1789 – Parisian revolutionaries and mutinous troops storm and dismantle the Bastille, a royal fortress, thus launching the French Revolution. This day is still celebrated as Bastille Day or Fete National in France.
1798 – The U.S. Congress passed the Sedition Act, changing the period of residency required before immigrants could apply for citizenship from 5 to 14 years.
1862 – Florence Bascom, the first female geologist appointed to the U.S. Geological Survey and the first to be elected as a Fellow of the Geological Society of America, was born in Williamstown, MA.
1868 – Alvin J. Fellows of New Haven, CT, patented the tape measure.

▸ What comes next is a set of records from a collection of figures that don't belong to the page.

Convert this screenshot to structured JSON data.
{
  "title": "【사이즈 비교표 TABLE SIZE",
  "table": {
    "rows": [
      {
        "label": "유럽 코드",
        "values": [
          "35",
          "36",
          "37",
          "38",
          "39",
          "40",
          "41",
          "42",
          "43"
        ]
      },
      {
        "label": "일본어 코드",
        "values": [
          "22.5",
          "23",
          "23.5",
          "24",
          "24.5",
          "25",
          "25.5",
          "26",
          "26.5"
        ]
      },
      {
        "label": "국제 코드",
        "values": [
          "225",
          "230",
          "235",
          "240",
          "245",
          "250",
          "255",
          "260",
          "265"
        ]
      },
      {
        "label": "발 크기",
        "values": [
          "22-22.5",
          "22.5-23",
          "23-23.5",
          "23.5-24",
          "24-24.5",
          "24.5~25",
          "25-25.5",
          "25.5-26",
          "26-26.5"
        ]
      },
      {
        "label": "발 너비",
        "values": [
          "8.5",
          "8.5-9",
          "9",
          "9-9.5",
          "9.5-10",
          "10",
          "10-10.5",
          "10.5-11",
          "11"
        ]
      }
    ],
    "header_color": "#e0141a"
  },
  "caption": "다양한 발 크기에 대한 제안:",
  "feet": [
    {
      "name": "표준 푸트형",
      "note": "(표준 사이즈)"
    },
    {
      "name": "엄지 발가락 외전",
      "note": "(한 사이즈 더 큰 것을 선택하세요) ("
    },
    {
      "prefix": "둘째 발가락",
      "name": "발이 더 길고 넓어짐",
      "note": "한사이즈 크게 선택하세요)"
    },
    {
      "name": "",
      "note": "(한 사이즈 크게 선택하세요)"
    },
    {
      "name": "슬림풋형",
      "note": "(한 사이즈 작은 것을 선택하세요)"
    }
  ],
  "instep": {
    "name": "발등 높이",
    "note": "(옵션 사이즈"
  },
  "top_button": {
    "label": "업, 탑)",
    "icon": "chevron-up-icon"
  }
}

1881 – New México Sheriff Pat Garrett shot outlaw Henry McCarty, a.k.a. “Billy the Kid,” to death at the Maxwell Ranch in New México.

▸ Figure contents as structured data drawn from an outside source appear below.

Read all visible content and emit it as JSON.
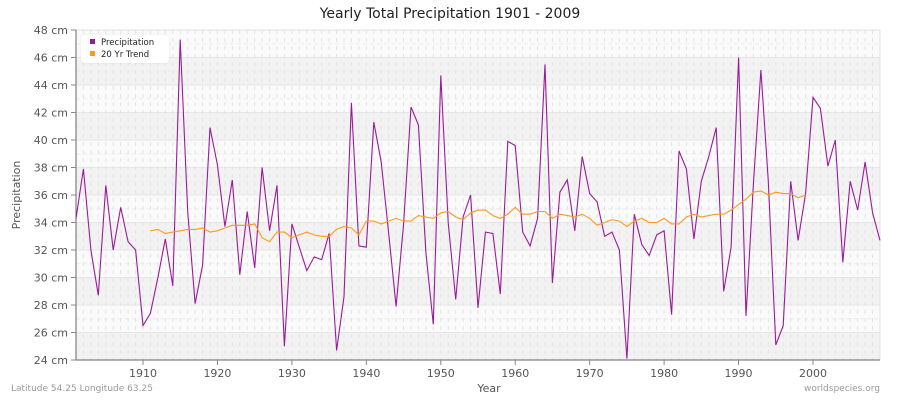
{
  "title": "Yearly Total Precipitation 1901 - 2009",
  "footer": {
    "location": "Latitude 54.25 Longitude 63.25",
    "source": "worldspecies.org"
  },
  "legend": {
    "precipitation_label": "Precipitation",
    "trend_label": "20 Yr Trend"
  },
  "colors": {
    "precipitation": "#9b1a9b",
    "trend": "#ff9a1a",
    "band_dark": "#f2f2f2",
    "band_light": "#fafafa"
  },
  "chart_data": {
    "type": "line",
    "title": "Yearly Total Precipitation 1901 - 2009",
    "xlabel": "Year",
    "ylabel": "Precipitation",
    "ylim": [
      24,
      48
    ],
    "xlim": [
      1901,
      2009
    ],
    "y_ticks": [
      "24 cm",
      "26 cm",
      "28 cm",
      "30 cm",
      "32 cm",
      "34 cm",
      "36 cm",
      "38 cm",
      "40 cm",
      "42 cm",
      "44 cm",
      "46 cm",
      "48 cm"
    ],
    "x_ticks": [
      "1910",
      "1920",
      "1930",
      "1940",
      "1950",
      "1960",
      "1970",
      "1980",
      "1990",
      "2000"
    ],
    "grid": true,
    "legend_position": "top-left",
    "series": [
      {
        "name": "Precipitation",
        "start_year": 1901,
        "values": [
          34.3,
          37.9,
          32.0,
          28.7,
          36.7,
          32.0,
          35.1,
          32.6,
          32.0,
          26.5,
          27.4,
          30.0,
          32.8,
          29.4,
          47.3,
          34.8,
          28.1,
          30.9,
          40.9,
          38.2,
          33.7,
          37.1,
          30.2,
          34.8,
          30.7,
          38.0,
          33.4,
          36.7,
          25.0,
          33.9,
          32.2,
          30.5,
          31.5,
          31.3,
          33.2,
          24.7,
          28.6,
          42.7,
          32.3,
          32.2,
          41.3,
          38.4,
          33.2,
          27.9,
          33.9,
          42.4,
          41.1,
          31.8,
          26.6,
          44.7,
          34.0,
          28.4,
          34.4,
          36.0,
          27.8,
          33.3,
          33.2,
          28.8,
          39.9,
          39.6,
          33.3,
          32.3,
          34.3,
          45.5,
          29.6,
          36.2,
          37.1,
          33.4,
          38.8,
          36.1,
          35.5,
          33.0,
          33.3,
          32.0,
          24.1,
          34.6,
          32.4,
          31.6,
          33.1,
          33.4,
          27.3,
          39.2,
          37.9,
          32.8,
          37.0,
          38.8,
          40.9,
          29.0,
          32.2,
          46.0,
          27.2,
          36.8,
          45.1,
          37.0,
          25.1,
          26.5,
          37.0,
          32.7,
          36.1,
          43.1,
          42.3,
          38.1,
          40.0,
          31.1,
          37.0,
          34.9,
          38.4,
          34.7,
          32.7
        ]
      },
      {
        "name": "20 Yr Trend",
        "start_year": 1911,
        "values": [
          33.4,
          33.5,
          33.2,
          33.3,
          33.4,
          33.5,
          33.5,
          33.6,
          33.3,
          33.4,
          33.6,
          33.8,
          33.8,
          33.8,
          33.9,
          32.9,
          32.6,
          33.3,
          33.3,
          32.9,
          33.1,
          33.3,
          33.1,
          33.0,
          33.0,
          33.5,
          33.7,
          33.6,
          33.1,
          34.1,
          34.1,
          33.9,
          34.1,
          34.3,
          34.1,
          34.1,
          34.5,
          34.4,
          34.3,
          34.7,
          34.8,
          34.4,
          34.2,
          34.7,
          34.9,
          34.9,
          34.5,
          34.3,
          34.6,
          35.1,
          34.6,
          34.6,
          34.8,
          34.8,
          34.3,
          34.6,
          34.5,
          34.4,
          34.6,
          34.3,
          33.8,
          34.0,
          34.2,
          34.1,
          33.7,
          34.1,
          34.3,
          34.0,
          34.0,
          34.3,
          33.9,
          33.9,
          34.4,
          34.6,
          34.4,
          34.5,
          34.6,
          34.6,
          34.9,
          35.3,
          35.7,
          36.2,
          36.3,
          36.0,
          36.2,
          36.1,
          36.1,
          35.8,
          36.0
        ]
      }
    ]
  }
}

1903 – Author Irving Stone (Lust for Life, Love is Eternal, The Agony and the Ecstasy) was born in San Francisco, CA.
1908 – The Adventures of Dolly opened at the Union Square Theatre in New York City. It was the first film release for director D.W. Griffith.
1910 – Cartoonist William Hanna (half of Hanna-Barbera team; The Flintstones) was born in Melrose, NM.
1912 – Folk singer – songwriter Woody Guthrie (This Land is Your Land, Hard Travelin’, Union Maid, So Long It’s Been Good to Know Yuh, Dirty Overalls, Pretty Boy Floyd) was born in Okemah, OK.
1913 – Gerald R. Ford (Leslie King, Jr.: changed name to Gerald Ford after his adoptive father; 38th U.S. President) was born in Omaha, NE.
1914 – Robert H. Goddard of Worcester, MA, patented liquid rocket fuel.
1918 – Movie director Ingmar Bergman (Through a Glass Darkly, The Seventh Seal, Wild Strawberries, Cries and Whispers, Fanny and Alexander) was born in Uppsala, Sweden.
1946 – Dr. Benjamin Spock published Baby and Child Care.